"one who ascends in a balloon," 1784, from balloon (n.) + -ist. In the heyday of ballooning mania, balloonacy (1858) and balloonatic (1852) also were used.
Entries linking to balloonist
balloon n.
1570s, "a game played with a large inflated leather ball tossed, batted, or kicked back and forth," also the ball itself (1590s), from Italian pallone "large ball," from palla "ball," from a Germanic source akin to Langobardic palla (from Proto-Germanic *ball-, from PIE root *bhel- (2) "to blow, swell") + -one, suffix indicating great size.
The English word is perhaps also borrowed in part from French ballon (16c.), altered (after balle) from Italian pallone. Also see -oon.
The meaning "bag or hollow vessel filled with heated air or (later) hydrogen or helium so as to rise and float in the atmosphere" is 1784, after the Montgolfier brothers' flights.
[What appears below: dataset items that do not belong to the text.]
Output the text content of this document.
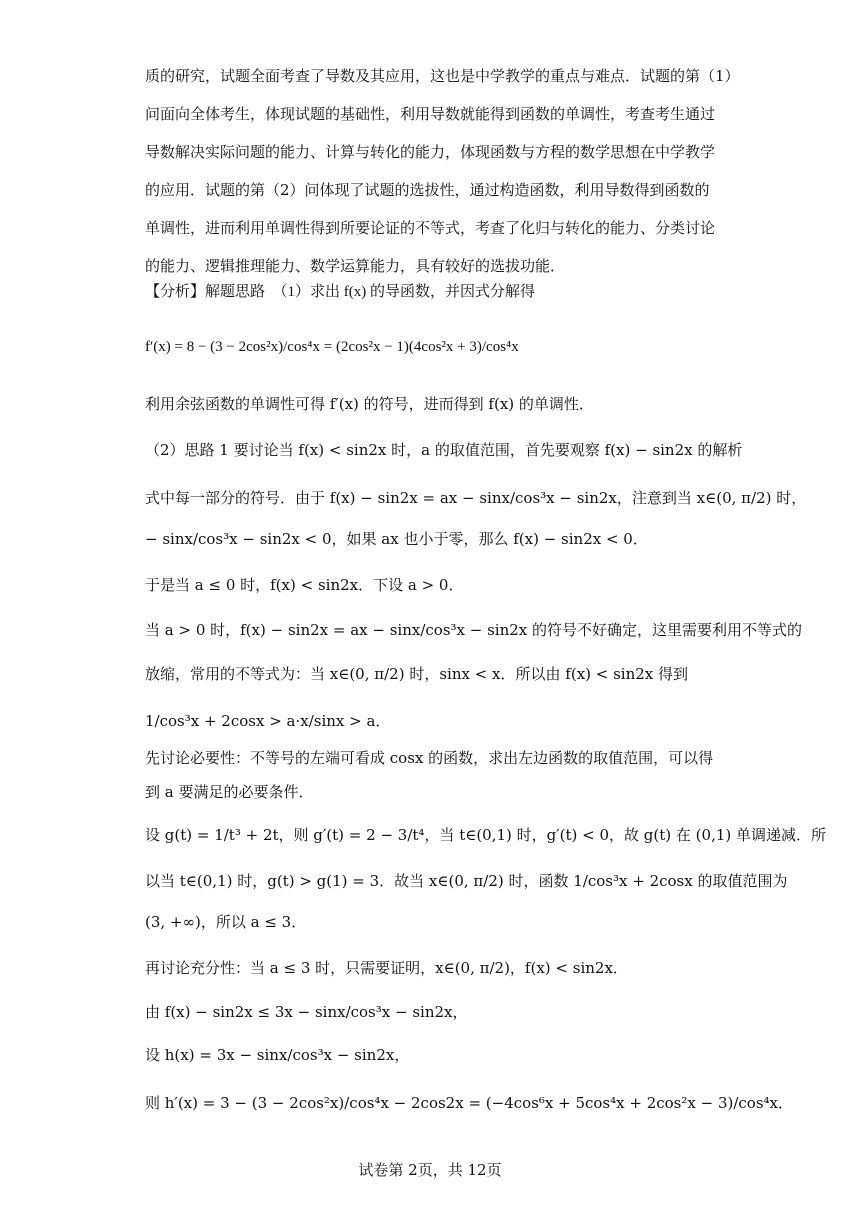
质的研究，试题全面考查了导数及其应用，这也是中学教学的重点与难点．试题的第（1）
问面向全体考生，体现试题的基础性，利用导数就能得到函数的单调性，考查考生通过
导数解决实际问题的能力、计算与转化的能力，体现函数与方程的数学思想在中学教学
的应用．试题的第（2）问体现了试题的选拔性，通过构造函数，利用导数得到函数的
单调性，进而利用单调性得到所要论证的不等式，考查了化归与转化的能力、分类讨论
的能力、逻辑推理能力、数学运算能力，具有较好的选拔功能．
【分析】解题思路　（1）求出 f(x) 的导函数，并因式分解得
f′(x) = 8 − (3 − 2cos²x)/cos⁴x = (2cos²x − 1)(4cos²x + 3)/cos⁴x
利用余弦函数的单调性可得 f′(x) 的符号，进而得到 f(x) 的单调性．
（2）思路 1 要讨论当 f(x) < sin2x 时，a 的取值范围，首先要观察 f(x) − sin2x 的解析
式中每一部分的符号．由于 f(x) − sin2x = ax − sinx/cos³x − sin2x，注意到当 x∈(0, π/2) 时，
− sinx/cos³x − sin2x < 0，如果 ax 也小于零，那么 f(x) − sin2x < 0．
于是当 a ≤ 0 时，f(x) < sin2x．下设 a > 0．
当 a > 0 时，f(x) − sin2x = ax − sinx/cos³x − sin2x 的符号不好确定，这里需要利用不等式的
放缩，常用的不等式为：当 x∈(0, π/2) 时，sinx < x．所以由 f(x) < sin2x 得到
1/cos³x + 2cosx > a·x/sinx > a．
先讨论必要性：不等号的左端可看成 cosx 的函数，求出左边函数的取值范围，可以得
到 a 要满足的必要条件．
设 g(t) = 1/t³ + 2t，则 g′(t) = 2 − 3/t⁴，当 t∈(0,1) 时，g′(t) < 0，故 g(t) 在 (0,1) 单调递减．所
以当 t∈(0,1) 时，g(t) > g(1) = 3．故当 x∈(0, π/2) 时，函数 1/cos³x + 2cosx 的取值范围为
(3, +∞)，所以 a ≤ 3．
再讨论充分性：当 a ≤ 3 时，只需要证明，x∈(0, π/2)，f(x) < sin2x．
由 f(x) − sin2x ≤ 3x − sinx/cos³x − sin2x，
设 h(x) = 3x − sinx/cos³x − sin2x，
则 h′(x) = 3 − (3 − 2cos²x)/cos⁴x − 2cos2x = (−4cos⁶x + 5cos⁴x + 2cos²x − 3)/cos⁴x．
试卷第 2页，共 12页
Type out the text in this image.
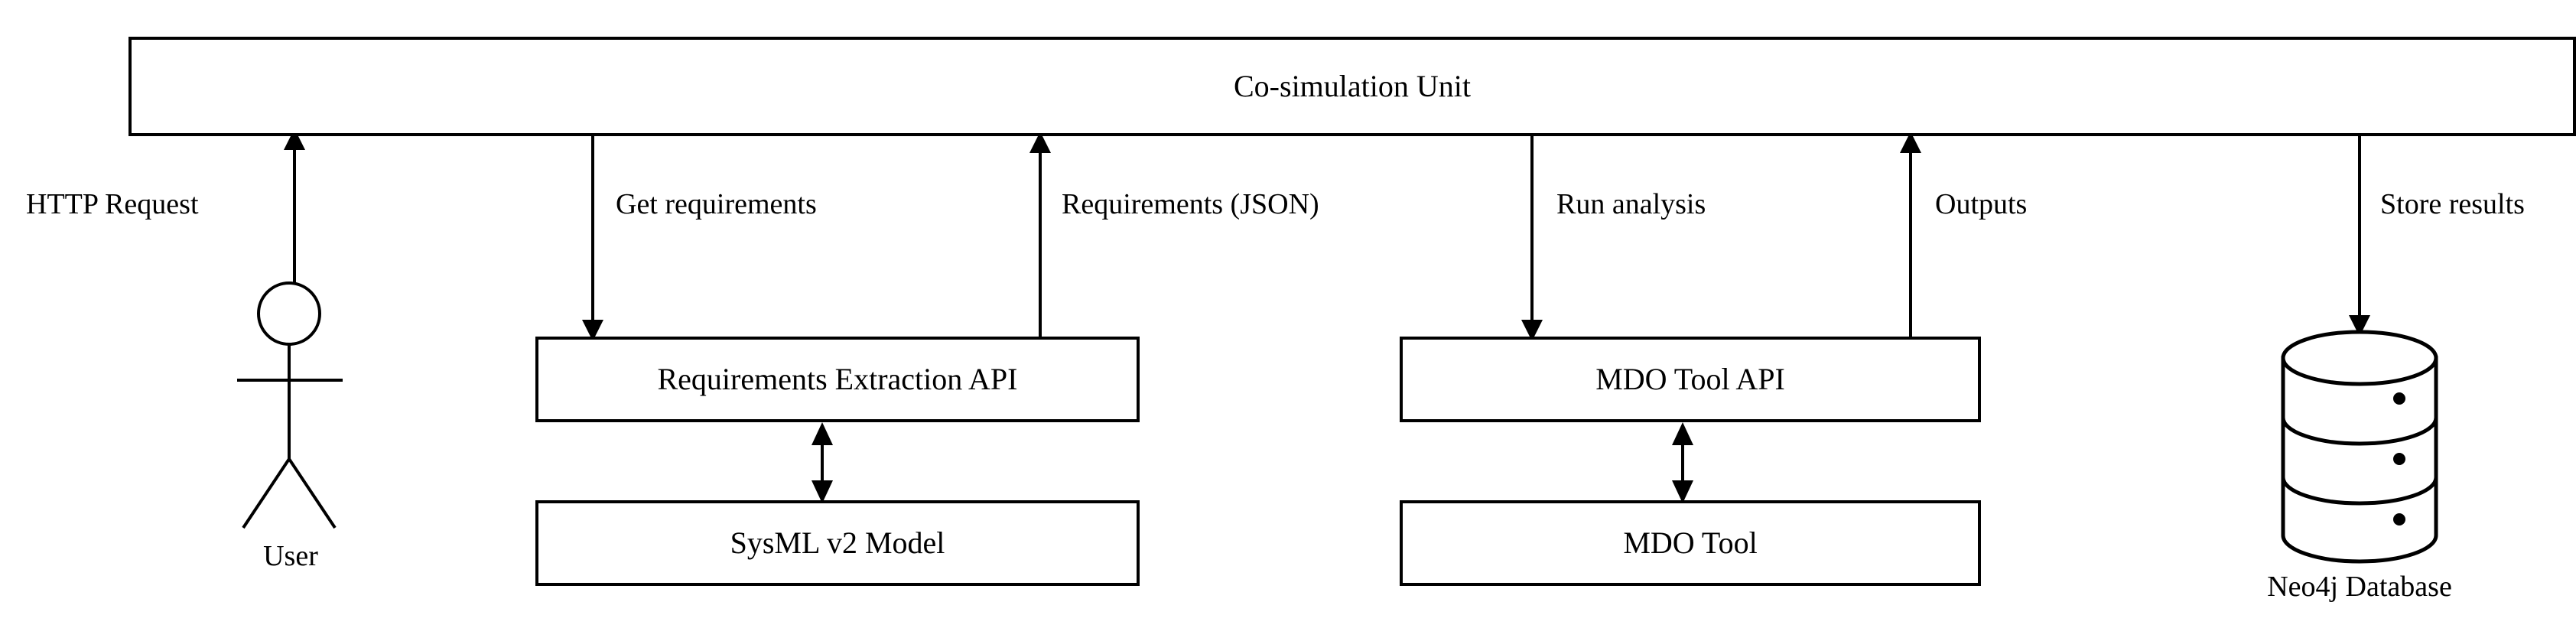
Co-simulation Unit
Requirements Extraction API
SysML v2 Model
MDO Tool API
MDO Tool
User
Neo4j Database
HTTP Request	Get requirements	Requirements (JSON)	Run analysis	Outputs	Store results
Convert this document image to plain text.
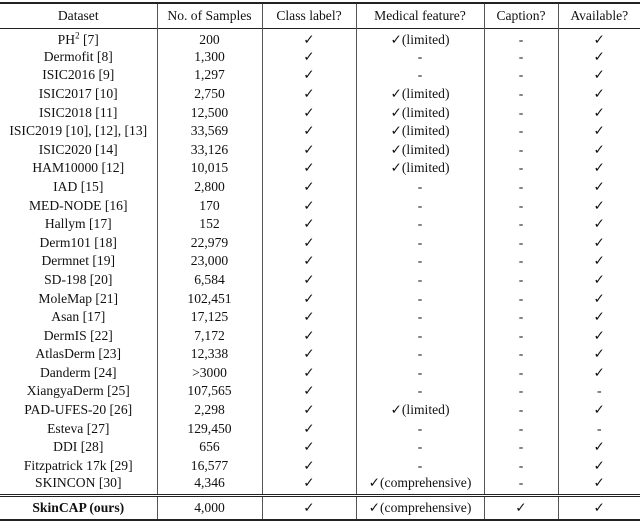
Dataset	No. of Samples	Class label?	Medical feature?	Caption?	Available?
$PH^2$ [7]	200	✓	✓(limited)	-	✓
Dermofit [8]	1,300	✓	-	-	✓
ISIC2016 [9]	1,297	✓	-	-	✓
ISIC2017 [10]	2,750	✓	✓(limited)	-	✓
ISIC2018 [11]	12,500	✓	✓(limited)	-	✓
ISIC2019 [10], [12], [13]	33,569	✓	✓(limited)	-	✓
ISIC2020 [14]	33,126	✓	✓(limited)	-	✓
HAM10000 [12]	10,015	✓	✓(limited)	-	✓
IAD [15]	2,800	✓	-	-	✓
MED-NODE [16]	170	✓	-	-	✓
Hallym [17]	152	✓	-	-	✓
Derm101 [18]	22,979	✓	-	-	✓
Dermnet [19]	23,000	✓	-	-	✓
SD-198 [20]	6,584	✓	-	-	✓
MoleMap [21]	102,451	✓	-	-	✓
Asan [17]	17,125	✓	-	-	✓
DermIS [22]	7,172	✓	-	-	✓
AtlasDerm [23]	12,338	✓	-	-	✓
Danderm [24]	>3000	✓	-	-	✓
XiangyaDerm [25]	107,565	✓	-	-	-
PAD-UFES-20 [26]	2,298	✓	✓(limited)	-	✓
Esteva [27]	129,450	✓	-	-	-
DDI [28]	656	✓	-	-	✓
Fitzpatrick 17k [29]	16,577	✓	-	-	✓
SKINCON [30]	4,346	✓	✓(comprehensive)	-	✓
SkinCAP (ours)	4,000	✓	✓(comprehensive)	✓	✓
As a toy air- or gas-filled inflatable bag, from 1858; as "outline containing words in a comic engraving" it dates from 1844. Balloon-frame (n.) "structure of light timber fitted together to form the skeleton of a building" is from 1853.
-ist
word-forming element meaning "one who does or makes," also used to indicate adherence to a certain doctrine or custom, from French -iste and directly from Latin -ista (source also of Spanish, Portuguese, Italian -ista), from Greek agent-noun ending -istes, which is from -is-, ending of the stem of verbs in -izein, + agential suffix -tes.
Variant -ister (as in chorister, barrister) is from Old French -istre, on false analogy of ministre. Variant -ista is from Spanish, popularized in American English 1970s by names of Latin-American revolutionary movements.